Nonostante un curriculum di irregolarità più lungo della lista della spesa di un influencer, all’ingresso dell’Hostel Colours a Lambrate troneggia ancora il glorioso logo di Regione Lombardia. Segno che, evidentemente, il patriomoniale simbolo della correttezza amministrativa non teme contaminazioni.

Ah, la sicurezza! Due giorni fa una pattuglia della polizia ha fatto visita per l’ennesima volta, rimestando nel già caldo brodo di una rissa scoppiata chissà per quale motivazione futile. Il meglio del nostro poliziesco in diretta.

I solerti cittadini, che ancora non si sono rassegnati al degrado tutto locale, lamentano problemi di sicurezza degni di un romanzo noir di scarso successo. Nel frattempo i turisti, che ormai si contano sulle dita di una mano (e forse con qualche dito in meno), hanno sviluppato un particolare senso dell’olfatto, allergico alle condizioni igieniche precarie che sembrano essere l’attrazione principale della zona.

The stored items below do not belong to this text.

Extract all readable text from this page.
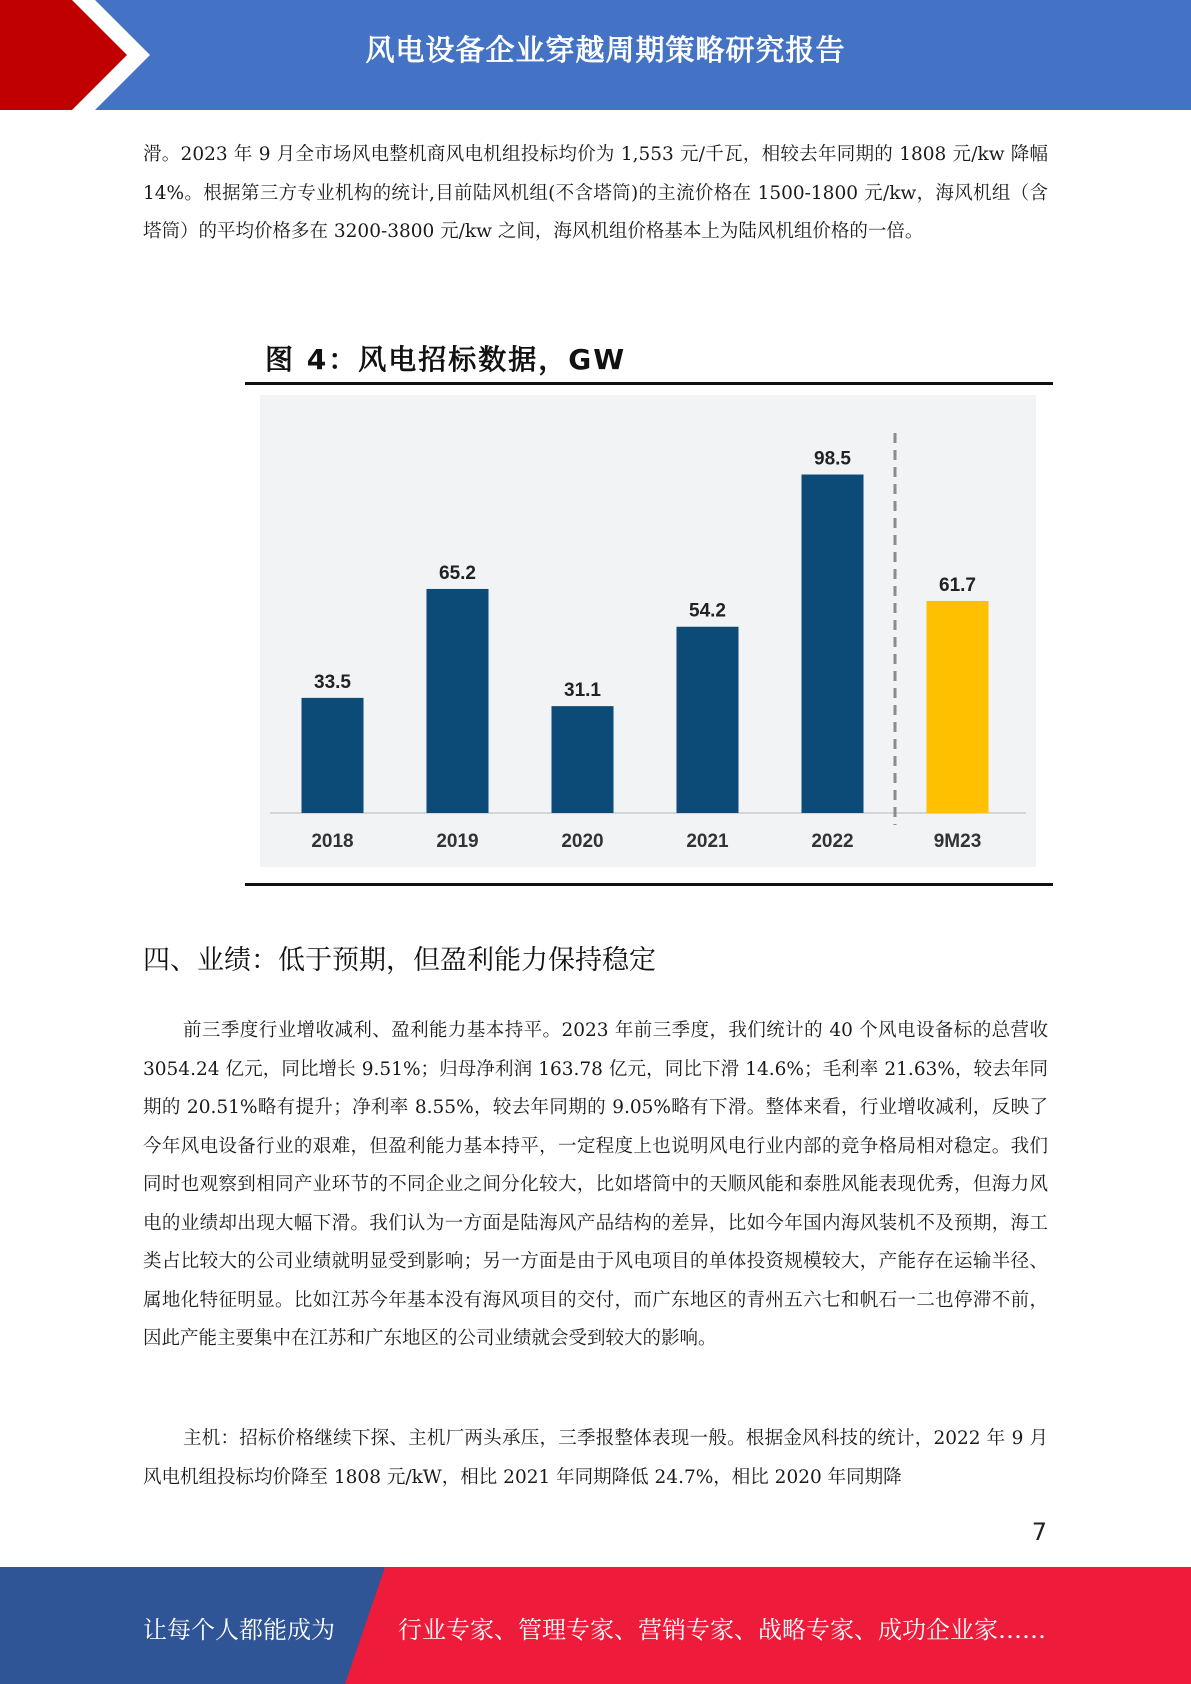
风电设备企业穿越周期策略研究报告

滑。2023 年 9 月全市场风电整机商风电机组投标均价为 1,553 元/千瓦，相较去年同期的 1808 元/kw 降幅 14%。根据第三方专业机构的统计,目前陆风机组(不含塔筒)的主流价格在 1500-1800 元/kw，海风机组（含塔筒）的平均价格多在 3200-3800 元/kw 之间，海风机组价格基本上为陆风机组价格的一倍。

图 4：风电招标数据，GW
33.5
2018
65.2
2019
31.1
2020
54.2
2021
98.5
2022
61.7
9M23
四、业绩：低于预期，但盈利能力保持稳定

前三季度行业增收减利、盈利能力基本持平。2023 年前三季度，我们统计的 40 个风电设备标的总营收 3054.24 亿元，同比增长 9.51%；归母净利润 163.78 亿元，同比下滑 14.6%；毛利率 21.63%，较去年同期的 20.51%略有提升；净利率 8.55%，较去年同期的 9.05%略有下滑。整体来看，行业增收减利，反映了今年风电设备行业的艰难，但盈利能力基本持平，一定程度上也说明风电行业内部的竞争格局相对稳定。我们同时也观察到相同产业环节的不同企业之间分化较大，比如塔筒中的天顺风能和泰胜风能表现优秀，但海力风电的业绩却出现大幅下滑。我们认为一方面是陆海风产品结构的差异，比如今年国内海风装机不及预期，海工类占比较大的公司业绩就明显受到影响；另一方面是由于风电项目的单体投资规模较大，产能存在运输半径、属地化特征明显。比如江苏今年基本没有海风项目的交付，而广东地区的青州五六七和帆石一二也停滞不前，因此产能主要集中在江苏和广东地区的公司业绩就会受到较大的影响。

主机：招标价格继续下探、主机厂两头承压，三季报整体表现一般。根据金风科技的统计，2022 年 9 月风电机组投标均价降至 1808 元/kW，相比 2021 年同期降低 24.7%，相比 2020 年同期降

7
让每个人都能成为	行业专家、管理专家、营销专家、战略专家、成功企业家……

Naturalmente, la questione ha raggiunto l’olimpo burocratico, posandosi sul sontuoso tavolo dell’assessora al Turismo, che con grande prontezza e spirito d’iniziativa ha deciso di “segnalare alle amministrazioni competenti”.

Un messaggio elegantissimo che tradotto significa: “Abbiamo preso nota, forse ci penseremo un giorno, forse no”. Nostalgici tempi in cui le segnalazioni erano solo un fastidioso passaggio per arrivare al nulla di fatto garantito.